Minister for Women, Community & Social Development
- In office 18 March 2016 – 27 April 2019
- Preceded by: Tolofuaivalelei Falemoe Leiʻataua
- Succeeded by: Tuitama Talalelei Tuitama

Member of Parliament for Gagaifomauga No. 1
- Incumbent
- Assumed office 15 August 2014
- Preceded by: Tuilo'a Anitele'a Tuilo'a

Personal details
- Party: Human Rights Protection Party

= Faimalotoa Kika Stowers =

Samoan politician

Faimalotoa Kika Iemaima Stowers Ah Kau is a Samoan politician and former Cabinet Minister. She is a member of the Human Rights Protection Party.

Stowers was educated at St. Mary's College in Vaimoso, before becoming a broadcaster for Radio 2AP, where she worked from 1968 to 2003 and rose to become Director of Broadcasting. She was first elected to the Legislative Assembly of Samoa in a by-election in 2014. She was re-elected in the 2016 Samoan general election and appointed to Cabinet as Minister for Women Affairs and Social Development. In November 2017 she allegedly assaulted another member of her family, and prosecution was contemplated.

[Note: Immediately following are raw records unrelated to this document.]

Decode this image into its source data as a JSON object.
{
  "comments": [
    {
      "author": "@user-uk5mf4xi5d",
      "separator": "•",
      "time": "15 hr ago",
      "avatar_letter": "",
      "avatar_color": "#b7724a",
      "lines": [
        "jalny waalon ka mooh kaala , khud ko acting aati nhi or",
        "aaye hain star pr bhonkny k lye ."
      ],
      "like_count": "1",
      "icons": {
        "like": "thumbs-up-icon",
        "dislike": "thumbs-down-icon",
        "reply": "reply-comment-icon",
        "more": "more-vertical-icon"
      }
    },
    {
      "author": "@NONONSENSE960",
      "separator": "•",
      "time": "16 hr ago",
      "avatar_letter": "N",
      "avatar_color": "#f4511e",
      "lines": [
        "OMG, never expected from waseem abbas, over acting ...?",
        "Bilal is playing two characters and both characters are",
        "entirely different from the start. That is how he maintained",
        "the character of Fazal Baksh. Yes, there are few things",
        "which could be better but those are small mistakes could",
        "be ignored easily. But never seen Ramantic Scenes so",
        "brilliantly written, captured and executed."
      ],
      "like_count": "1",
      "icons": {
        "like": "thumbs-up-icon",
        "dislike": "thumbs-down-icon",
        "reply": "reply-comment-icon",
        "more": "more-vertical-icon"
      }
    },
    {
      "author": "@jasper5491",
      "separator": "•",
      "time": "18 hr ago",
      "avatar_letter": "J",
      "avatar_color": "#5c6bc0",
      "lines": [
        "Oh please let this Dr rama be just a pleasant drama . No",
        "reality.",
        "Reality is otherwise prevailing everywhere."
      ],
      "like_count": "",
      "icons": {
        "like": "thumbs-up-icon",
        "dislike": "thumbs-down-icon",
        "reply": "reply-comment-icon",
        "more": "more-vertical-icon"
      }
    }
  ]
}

In April 2019 she was replaced as Minister of Women, Community and Social Development by Tuitama Talalelei Tuitama in a cabinet reshuffle, taking up Tuitama's portfolio of Health. As Minister of Health she led the response to the 2019 Samoa measles outbreak and to the COVID-19 pandemic.

Stowers was re-elected in the 2021 Samoan general election. She retired from politics at the 2025 election.